The global head of sustainable investing at JP Morgan Asset Management has praised ASIC’s crackdown on greenwashing, but said the regulator should go further, with a clearer product labelling system.

On the sidelines of the asset manager’s international media summit in London last week, Jennifer Wu told Professional Planner that moves by ASIC are in-line with what is happening globally.

ASIC has taken action against Vanguard – over fossil fuels and tobacco – with other high profile actions coming against Morningstar, Mercer and Active Super.

“This is actually what the market needs,” Wu said.

“There are probably three areas globally that regulators are focusing on.
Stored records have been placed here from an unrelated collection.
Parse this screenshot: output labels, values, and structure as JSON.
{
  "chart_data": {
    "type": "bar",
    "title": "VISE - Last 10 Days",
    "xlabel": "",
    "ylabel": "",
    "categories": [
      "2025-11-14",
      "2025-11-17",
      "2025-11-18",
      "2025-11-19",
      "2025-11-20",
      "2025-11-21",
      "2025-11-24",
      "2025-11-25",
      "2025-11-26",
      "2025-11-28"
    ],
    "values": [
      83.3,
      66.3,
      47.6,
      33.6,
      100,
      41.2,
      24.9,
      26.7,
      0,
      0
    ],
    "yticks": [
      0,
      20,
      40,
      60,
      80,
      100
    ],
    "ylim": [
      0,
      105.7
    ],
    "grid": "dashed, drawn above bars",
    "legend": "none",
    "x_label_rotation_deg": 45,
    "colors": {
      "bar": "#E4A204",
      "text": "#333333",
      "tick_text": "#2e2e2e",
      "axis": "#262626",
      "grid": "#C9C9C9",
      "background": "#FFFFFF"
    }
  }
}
We’ve got to a stage with sustainable investing such that clarity is needed, whereas at the very beginning of ESG, a lot of people thought ESG is no different from ethical investing or SRI [socially responsible investing].”
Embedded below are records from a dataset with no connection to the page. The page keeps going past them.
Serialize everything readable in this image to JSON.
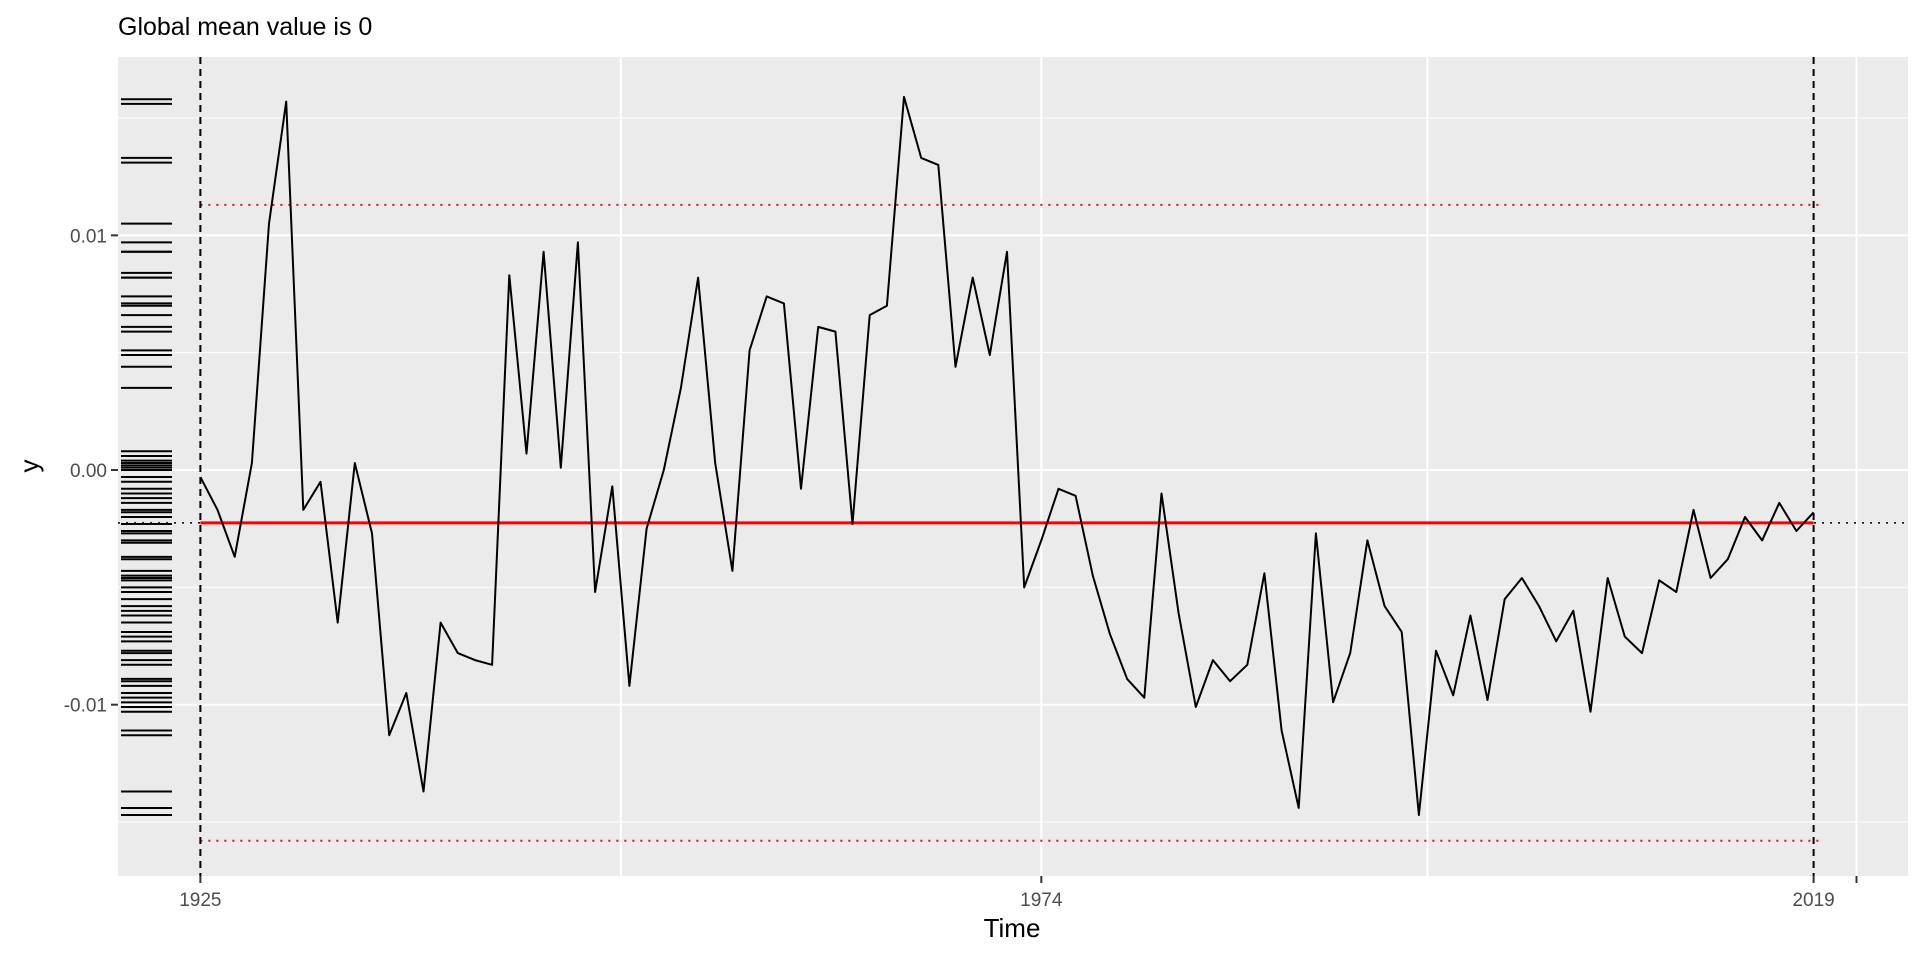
{
  "chart_data": {
    "type": "line",
    "title": "Global mean value is 0",
    "xlabel": "Time",
    "ylabel": "y",
    "xlim": [
      1920.2,
      2024.5
    ],
    "ylim": [
      -0.0173,
      0.0176
    ],
    "x_ticks": [
      {
        "value": 1925,
        "label": "1925"
      },
      {
        "value": 1974,
        "label": "1974"
      },
      {
        "value": 2019,
        "label": "2019"
      }
    ],
    "y_ticks": [
      {
        "value": 0.01,
        "label": "0.01"
      },
      {
        "value": 0.0,
        "label": "0.00"
      },
      {
        "value": -0.01,
        "label": "-0.01"
      }
    ],
    "x_grid_major": [
      1949.5,
      1974,
      1996.5,
      2021.5
    ],
    "y_grid_minor": [
      0.005,
      -0.005,
      0.015,
      -0.015
    ],
    "mean": -0.00225,
    "upper_bound": 0.0113,
    "lower_bound": -0.0158,
    "vertical_markers": [
      1925,
      2019
    ],
    "grid": true,
    "legend": "none",
    "colors": {
      "panel_background": "#ebebeb",
      "grid": "#ffffff",
      "series": "#000000",
      "mean_line": "#ff0000",
      "bounds": "#ff0000",
      "markers": "#000000"
    },
    "series": [
      {
        "x": [
          1925,
          1926,
          1927,
          1928,
          1929,
          1930,
          1931,
          1932,
          1933,
          1934,
          1935,
          1936,
          1937,
          1938,
          1939,
          1940,
          1941,
          1942,
          1943,
          1944,
          1945,
          1946,
          1947,
          1948,
          1949,
          1950,
          1951,
          1952,
          1953,
          1954,
          1955,
          1956,
          1957,
          1958,
          1959,
          1960,
          1961,
          1962,
          1963,
          1964,
          1965,
          1966,
          1967,
          1968,
          1969,
          1970,
          1971,
          1972,
          1973,
          1974,
          1975,
          1976,
          1977,
          1978,
          1979,
          1980,
          1981,
          1982,
          1983,
          1984,
          1985,
          1986,
          1987,
          1988,
          1989,
          1990,
          1991,
          1992,
          1993,
          1994,
          1995,
          1996,
          1997,
          1998,
          1999,
          2000,
          2001,
          2002,
          2003,
          2004,
          2005,
          2006,
          2007,
          2008,
          2009,
          2010,
          2011,
          2012,
          2013,
          2014,
          2015,
          2016,
          2017,
          2018,
          2019
        ],
        "y": [
          -0.0003,
          -0.0017,
          -0.0037,
          0.0003,
          0.0105,
          0.0157,
          -0.0017,
          -0.0005,
          -0.0065,
          0.0003,
          -0.0027,
          -0.0113,
          -0.0095,
          -0.0137,
          -0.0065,
          -0.0078,
          -0.0081,
          -0.0083,
          0.0083,
          0.0007,
          0.0093,
          0.0001,
          0.0097,
          -0.0052,
          -0.0007,
          -0.0092,
          -0.0025,
          0.0,
          0.0035,
          0.0082,
          0.0003,
          -0.0043,
          0.0051,
          0.0074,
          0.0071,
          -0.0008,
          0.0061,
          0.0059,
          -0.0023,
          0.0066,
          0.007,
          0.0159,
          0.0133,
          0.013,
          0.0044,
          0.0082,
          0.0049,
          0.0093,
          -0.005,
          -0.003,
          -0.0008,
          -0.0011,
          -0.0045,
          -0.007,
          -0.0089,
          -0.0097,
          -0.001,
          -0.0061,
          -0.0101,
          -0.0081,
          -0.009,
          -0.0083,
          -0.0044,
          -0.0111,
          -0.0144,
          -0.0027,
          -0.0099,
          -0.0078,
          -0.003,
          -0.0058,
          -0.0069,
          -0.0147,
          -0.0077,
          -0.0096,
          -0.0062,
          -0.0098,
          -0.0055,
          -0.0046,
          -0.0058,
          -0.0073,
          -0.006,
          -0.0103,
          -0.0046,
          -0.0071,
          -0.0078,
          -0.0047,
          -0.0052,
          -0.0017,
          -0.0046,
          -0.0038,
          -0.002,
          -0.003,
          -0.0014,
          -0.0026,
          -0.0018
        ]
      }
    ],
    "rug_values": [
      0.0158,
      0.0156,
      0.0133,
      0.0131,
      0.0105,
      0.0097,
      0.0093,
      0.0093,
      0.0084,
      0.0082,
      0.0082,
      0.0074,
      0.0071,
      0.007,
      0.0066,
      0.0061,
      0.0059,
      0.0051,
      0.0049,
      0.0044,
      0.0035,
      0.0008,
      0.0006,
      0.0004,
      0.0003,
      0.0002,
      0.0001,
      0.0,
      -0.0003,
      -0.0005,
      -0.0008,
      -0.001,
      -0.0012,
      -0.0014,
      -0.0017,
      -0.0018,
      -0.002,
      -0.0023,
      -0.0026,
      -0.0027,
      -0.003,
      -0.0031,
      -0.0037,
      -0.0038,
      -0.0043,
      -0.0045,
      -0.0046,
      -0.0047,
      -0.005,
      -0.0052,
      -0.0055,
      -0.0058,
      -0.006,
      -0.0062,
      -0.0065,
      -0.0069,
      -0.0071,
      -0.0073,
      -0.0077,
      -0.0078,
      -0.0081,
      -0.0083,
      -0.0089,
      -0.009,
      -0.0092,
      -0.0095,
      -0.0097,
      -0.0099,
      -0.0101,
      -0.0103,
      -0.0111,
      -0.0113,
      -0.0137,
      -0.0144,
      -0.0147
    ]
  }
}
However, Wu noted there are so many “shades of sustainable investing” which could include the classic exclusions-based SRI investing; ESG integration, which is used to maximise risk adjusted returns; or impact investing, which involves companies seeking to have a tangible positive influence under ESG metrics.

“It’s not by way of mandatory exclusions or anything like that, but if I uncover a company’s practice as it relates to ‘G’ or treating employees poorly, I may decide to divest or engage with the company and promote them to change so I can create alpha for myself,” she said, explaining the value of ESG integration.

“The objective is I want to maximise returns.”

But what is missing, Wu said, is regulators stepping in to help classify different types of products to help retail investors understand what they are buying.

“Unlike with institutional investors, they have the teams and expertise to really scrutinize what is it that I need and if that matches what is being offered,” Wu said.